XAVIER: We always look for people that think differently. I think it's needed because if not, you will not go away from what you are doing now, and the things that don't work will not work because there is no one thinking differently. That's why it's good to bring different ways of thinking, but these don't have to be or are related to the way that you behave with others or the way that you will integrate into the dynamics of the team and the company. I think it's a bit two different things, and you need to bring this diversity and people thinking differently; it's needed to grow as a company, as a group, as a team, etc.
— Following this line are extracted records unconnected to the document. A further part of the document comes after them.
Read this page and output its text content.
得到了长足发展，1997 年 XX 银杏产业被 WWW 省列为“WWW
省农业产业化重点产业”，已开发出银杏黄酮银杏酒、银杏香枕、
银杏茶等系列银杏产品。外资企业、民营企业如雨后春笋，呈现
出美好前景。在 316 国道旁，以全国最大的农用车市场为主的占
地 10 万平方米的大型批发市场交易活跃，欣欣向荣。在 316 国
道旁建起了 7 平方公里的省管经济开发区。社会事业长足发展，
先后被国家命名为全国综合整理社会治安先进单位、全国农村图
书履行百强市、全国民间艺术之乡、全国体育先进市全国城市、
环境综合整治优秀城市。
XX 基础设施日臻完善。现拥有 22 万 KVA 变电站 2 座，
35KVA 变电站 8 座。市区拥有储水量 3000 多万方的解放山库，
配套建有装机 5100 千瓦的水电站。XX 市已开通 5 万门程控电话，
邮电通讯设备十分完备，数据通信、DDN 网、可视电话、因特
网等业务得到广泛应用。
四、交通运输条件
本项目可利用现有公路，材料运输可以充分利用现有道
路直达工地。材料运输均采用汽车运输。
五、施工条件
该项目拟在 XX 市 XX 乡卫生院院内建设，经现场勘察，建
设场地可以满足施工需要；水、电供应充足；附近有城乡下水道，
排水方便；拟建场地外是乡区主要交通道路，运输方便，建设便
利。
TIM: Someone I was speaking to recently described it to me as thinking that a bit more diversity means you might make decisions slower because there are different perspectives and people might disagree a bit more, but ultimately you'll end up in the right location in the right scenario, and you'll make the right or better decisions because you have that diversity of thought. Is that also what you've seen?
XAVIER: Yeah, I think it's again a trade-off. You cannot go on, and that's also why the cultural feed—you cannot have someone that he thinks away, and it needs to happen this way because then, yeah, it's different ways of thinking, but it's a colliding way of thinking, and then you cannot have that. but it's good that you challenge What is there I need This goes with everything I always ask my team to do when we get requests for a dashboard report: to ask why, then, if the same, it's something that you need to do internally. Why we are doing this makes sense to do it this way; you need to know what the end point is and then work with different ideas on how to get there.
TIM: Xavier If you had a magic wand, the proverbial magic wand, this could be AI; this could be anything, and you could click your fingers and fix the hiring process. How would you do that? What would that be?
XAVIER: Okay, if I can go with the really magic one, the one that does anything, is just get the perfect candidate that will accept the offer, and we'll start working tomorrow, and that's the one, but if I go to a more realistic magic one, I will go for a way that streamlines the process for the candidate and for the recruitment team for both things that things happen fast. The feedback is faster, and the full process is just faster and more clear and more transparent for both parties. And that, yeah, and that this happens as soon as possible for everyone with as much feedback from both sides
TIM: Yeah, I feel like that's a realistic outcome in the next couple of years because I feel like the breakthrough we've had in large language models should facilitate a lot of this quite easily. Like, I can easily imagine each candidate now getting customized feedback at an application stage after an interview because now it can transcribe interviews and score people automatically. So I think if we can just remove enough of the manual bullshit in hiring, we can make it a lot better for everyone, and that might be more unlocked than making it more transparent and fair for everyone.
XAVIER: Yeah, I think that's exactly what will happen. The AI will make things faster. To summarize, to get the feedback and so on, and I'm sure that, yeah, at the end of every interview we will get the points that have been discussed and even some of the feedback already from what has been discussed. And then, yeah, get everything more streamlined, faster, and automated.
TIM: Yep, I am looking forward to that future, which I think is just around the corner. Xavier, it's been a great conversation today. I've really enjoyed it. Thank you so much for sharing all of your insights and thoughts with our audience today.
XAVIER: Thank you to your team for all the great questions and for inviting me to be part of your podcast.